Buttondown logo

Creating a subscriber

info

This endpoint is for creating a new subscriber via the API. If you're looking to just do this via the UI, this doc is for you.

Double opt-in

By default, newly created subscribers are subject to double opt-in — they will receive an email asking them to confirm their subscription, and have a state of unactivated until they do so.

You can't disable this behavior globally, but you can disable it on a per-subscriber basis by providing a type of regular in the request body.

Handling collisions and updates

By default, Buttondown tries to preserve existing subscriber data, even when you create a new subscriber with the same email address.

Consider the following example (of a pseudocode request), where we attempt to create the same subscriber twice, with different tags:

POST /v1/subscribers {
  "email_address": "john@example.com",
  "tags": ["tag-1", "tag-2"]
} # This will succeed, and return a 201 status code.

POST /v1/subscribers {
  "email_address": "john@example.com",
  "tags": ["tag-2", "tag-3"]
} # This will return a 400 status code, and the subscriber will not be created.

Here, Buttondown intentionally rejects the second request, because it would overwrite the existing subscriber's data.

Similarly, imagine that you create a subscriber with a type of regular.

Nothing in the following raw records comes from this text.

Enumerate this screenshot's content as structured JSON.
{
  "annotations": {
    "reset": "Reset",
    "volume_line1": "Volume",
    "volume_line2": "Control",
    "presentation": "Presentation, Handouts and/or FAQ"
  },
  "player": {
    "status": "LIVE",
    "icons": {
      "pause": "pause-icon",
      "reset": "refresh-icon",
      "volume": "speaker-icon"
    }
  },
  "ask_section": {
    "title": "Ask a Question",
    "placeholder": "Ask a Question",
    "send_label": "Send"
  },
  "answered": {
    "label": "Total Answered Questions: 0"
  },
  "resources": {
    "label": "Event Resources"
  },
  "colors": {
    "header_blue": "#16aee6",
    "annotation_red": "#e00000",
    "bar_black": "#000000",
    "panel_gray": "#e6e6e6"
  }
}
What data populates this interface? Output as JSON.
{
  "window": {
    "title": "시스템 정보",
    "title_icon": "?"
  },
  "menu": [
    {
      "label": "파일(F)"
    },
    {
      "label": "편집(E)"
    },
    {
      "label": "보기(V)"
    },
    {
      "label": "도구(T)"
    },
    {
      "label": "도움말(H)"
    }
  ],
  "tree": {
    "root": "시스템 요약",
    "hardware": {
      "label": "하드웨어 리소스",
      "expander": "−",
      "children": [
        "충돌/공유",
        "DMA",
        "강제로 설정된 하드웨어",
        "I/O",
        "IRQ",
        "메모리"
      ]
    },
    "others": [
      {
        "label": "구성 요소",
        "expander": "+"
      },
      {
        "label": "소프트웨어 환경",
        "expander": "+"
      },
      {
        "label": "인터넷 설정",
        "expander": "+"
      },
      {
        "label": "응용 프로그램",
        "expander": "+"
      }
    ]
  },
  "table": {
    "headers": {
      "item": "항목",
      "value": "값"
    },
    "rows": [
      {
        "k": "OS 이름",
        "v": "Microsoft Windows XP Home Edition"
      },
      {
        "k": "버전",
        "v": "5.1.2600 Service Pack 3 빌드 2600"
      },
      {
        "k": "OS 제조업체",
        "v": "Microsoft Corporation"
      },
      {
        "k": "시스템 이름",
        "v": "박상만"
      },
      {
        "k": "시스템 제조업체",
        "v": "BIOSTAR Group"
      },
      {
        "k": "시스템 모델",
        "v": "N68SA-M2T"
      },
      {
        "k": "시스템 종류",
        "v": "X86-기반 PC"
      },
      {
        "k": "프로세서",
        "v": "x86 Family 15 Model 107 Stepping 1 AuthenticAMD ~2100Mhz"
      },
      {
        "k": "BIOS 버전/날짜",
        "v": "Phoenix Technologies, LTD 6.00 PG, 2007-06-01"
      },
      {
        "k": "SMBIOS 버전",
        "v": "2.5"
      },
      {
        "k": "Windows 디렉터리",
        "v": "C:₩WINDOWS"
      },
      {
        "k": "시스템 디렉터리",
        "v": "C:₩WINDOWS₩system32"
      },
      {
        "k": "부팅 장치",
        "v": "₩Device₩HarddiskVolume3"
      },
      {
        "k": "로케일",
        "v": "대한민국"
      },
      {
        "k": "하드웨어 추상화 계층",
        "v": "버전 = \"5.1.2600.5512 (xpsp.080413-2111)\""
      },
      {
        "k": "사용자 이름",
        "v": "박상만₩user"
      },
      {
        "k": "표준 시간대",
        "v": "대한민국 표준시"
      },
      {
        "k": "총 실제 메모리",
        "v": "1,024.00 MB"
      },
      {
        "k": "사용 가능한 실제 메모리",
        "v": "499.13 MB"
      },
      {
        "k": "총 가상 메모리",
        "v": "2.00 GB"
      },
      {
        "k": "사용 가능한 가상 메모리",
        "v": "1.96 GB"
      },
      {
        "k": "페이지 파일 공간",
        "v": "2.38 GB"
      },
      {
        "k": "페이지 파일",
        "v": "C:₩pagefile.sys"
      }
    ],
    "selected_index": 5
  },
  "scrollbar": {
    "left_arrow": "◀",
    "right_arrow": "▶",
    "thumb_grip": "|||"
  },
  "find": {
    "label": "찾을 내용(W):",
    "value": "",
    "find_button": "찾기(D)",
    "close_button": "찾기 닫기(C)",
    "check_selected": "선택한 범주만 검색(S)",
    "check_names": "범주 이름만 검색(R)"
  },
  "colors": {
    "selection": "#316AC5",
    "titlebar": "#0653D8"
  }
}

Time passes — the subscriber unsubscribes — and then they decide they want to re-subscribe.

POST /v1/subscribers {
  "email_address": "john@example.com",
  "type": "regular"
} # This will succeed, and return a 201 status code.

# ... time passes ...

POST /v1/subscribers {
  "email_address": "john@example.com",
  "type": "regular"
} # This will _fail_, and return a 400 status code.

Again, Buttondown intentionally rejects the second request, because it would overwrite the existing subscriber's data and any history (such as emails they engaged with, surveys they completed, etc.).

The right way to model both of these scenarios would be to update the existing subscriber, rather than creating a new one altogether.

However, updating a subscriber is not necessarily feasible for all integrations. If you're looking for behavior more akin to an upsert, you can provide a X-Buttondown-Collision-Behavior header of overwrite or add in the request header:

curl -X POST https://api.buttondown.com/v1/subscribers \
  -H "X-Buttondown-Collision-Behavior: overwrite" \
  -H "Authorization: Token $API_KEY" \
  -H "Content-Type: application/json" \
  -d '{"email_address": "john@example.com", "tags": ["tag-1", "tag-2"]}'

curl -X POST https://api.buttondown.com/v1/subscribers \
  -H "X-Buttondown-Collision-Behavior: overwrite" \
  -H "Authorization: Token $API_KEY" \
  -H "Content-Type: application/json" \
  -d '{"email_address": "john@example.com", "tags": ["tag-2", "tag-3"]}'

Spam validation

Buttondown validates all incoming subscribers through the API, making it easy for you to spend less time worrying about spam and more time building your newsletter.

We can only validate based on the information you provide, though. When looking at incoming traffic, a very useful heuristic is to look at the IP address of the request: if we see, for instance, a given IP address that has submitted a lot of requests in a short period of time, we can flag that for manual review.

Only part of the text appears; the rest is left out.